Who Stole My Monkey? | |
Type: | studio |
Artist: | Boozoo Chavis |
Cover: | Who Stole My Monkey.jpg |
Released: | 1999 |
Recorded: | September 1998 |
Studio: | Dockside |
Genre: | Zydeco |
Label: | Rounder |
Producer: | Scott Billington |
Prev Title: | Hey Do Right! |
Prev Year: | 1996 |
Next Title: | Johnnie Billy Goat |
Next Year: | 2000 |
Who Stole My Monkey? is an album by the American musician Boozoo Chavis, released in 1999.[1] [2] He is credited with his band, the Majic Sounds (billed on the cover as the Magic Sounds).
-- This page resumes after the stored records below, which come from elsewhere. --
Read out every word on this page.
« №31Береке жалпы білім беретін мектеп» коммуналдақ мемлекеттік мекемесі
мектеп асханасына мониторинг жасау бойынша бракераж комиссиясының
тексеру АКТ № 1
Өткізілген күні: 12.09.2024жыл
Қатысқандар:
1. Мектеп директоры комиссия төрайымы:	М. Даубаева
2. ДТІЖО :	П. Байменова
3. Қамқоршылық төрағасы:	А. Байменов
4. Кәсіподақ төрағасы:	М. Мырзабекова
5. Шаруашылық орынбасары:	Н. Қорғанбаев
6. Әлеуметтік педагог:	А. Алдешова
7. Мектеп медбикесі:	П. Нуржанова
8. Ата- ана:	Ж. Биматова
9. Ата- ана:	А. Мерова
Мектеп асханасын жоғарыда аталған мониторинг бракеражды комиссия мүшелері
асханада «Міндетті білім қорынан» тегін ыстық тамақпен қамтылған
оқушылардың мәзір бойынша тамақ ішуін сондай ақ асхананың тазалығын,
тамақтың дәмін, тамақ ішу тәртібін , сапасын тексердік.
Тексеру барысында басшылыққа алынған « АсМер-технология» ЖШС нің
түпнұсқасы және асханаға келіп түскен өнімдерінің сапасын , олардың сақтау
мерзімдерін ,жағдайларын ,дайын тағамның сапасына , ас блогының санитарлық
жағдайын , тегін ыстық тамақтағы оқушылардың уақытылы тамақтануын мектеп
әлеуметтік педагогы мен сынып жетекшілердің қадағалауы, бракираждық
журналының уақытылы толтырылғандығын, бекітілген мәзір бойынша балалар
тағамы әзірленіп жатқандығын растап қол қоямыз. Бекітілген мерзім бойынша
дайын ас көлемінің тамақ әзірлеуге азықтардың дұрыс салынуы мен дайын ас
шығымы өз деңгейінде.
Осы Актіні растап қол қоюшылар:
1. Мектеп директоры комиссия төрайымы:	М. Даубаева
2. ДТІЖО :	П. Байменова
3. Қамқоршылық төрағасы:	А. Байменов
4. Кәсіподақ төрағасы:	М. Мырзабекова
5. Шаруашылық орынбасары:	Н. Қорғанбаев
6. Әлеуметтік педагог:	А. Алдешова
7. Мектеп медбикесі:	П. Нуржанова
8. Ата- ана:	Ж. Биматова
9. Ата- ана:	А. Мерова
Who Stole My Monkey? was the first zydeco album to include a Parental Advisory label.[3] Chavis supported the album with a North American tour.[4]
Recorded at Dockside Studio, in Maurice, Louisiana, the album was produced by Scott Billington.[5] Chavis's son Charles sang lead on "Sock It to Me" and "Marksville Slide". The album packaging advises that the concluding two songs, "Uncle Bud" and "Deacon Jones", are not suitable for airplay due to their X-rated lyrics; the songs were originally released as "under-the-counter" 45s.[6] "Lucille" is a version of the Clifton Chenier song.[7]
The Charleston Daily Mail wrote that Chavis's "chugging, circular, single-chord style has proved to be all but inimitable."[8] The Orlando Sentinel said that "Boozoo, [bassist Classie] Ballou and guitarist Carlton 'Guitar' Thomas create complicated harmonic structures with Thomas sometimes echoing Boozoo's phrases, sometimes embellishing them, sometimes supporting them with simple chords and sometimes developing miniature counter-melodies." The Wall Street Journal determined that Chavis's "in-your-face style marks a throwback to a day when musical intensity mattered more than pristine technique or production values."[9]
The Chicago Tribune stated that Chavis "bypasses familiar verse-chorus-verse structures and 4/4 tempos for old-fashioned, cycling riffs and off-kilter, two-step grooves."[10] The San Diego Union-Tribune determined that "his earthy, no-fuss music combines Creole and Cajun traditions with blues, without diluting any of them."[11] The Washington Post opined that the title track gets "mired in the same old drum-bass-rubboard boom-scratcha boom-scratcha of a dozen other zydeco songs."[12] The Tucson Citizen praised the "reedy squeezebox, good-time vocal delivery and playful way with the lyric."
AllMusic wrote that "Boozoo lays down tunes just like he was working a dance in Louisiana rather than making a record in the sterile confines of a recording studio."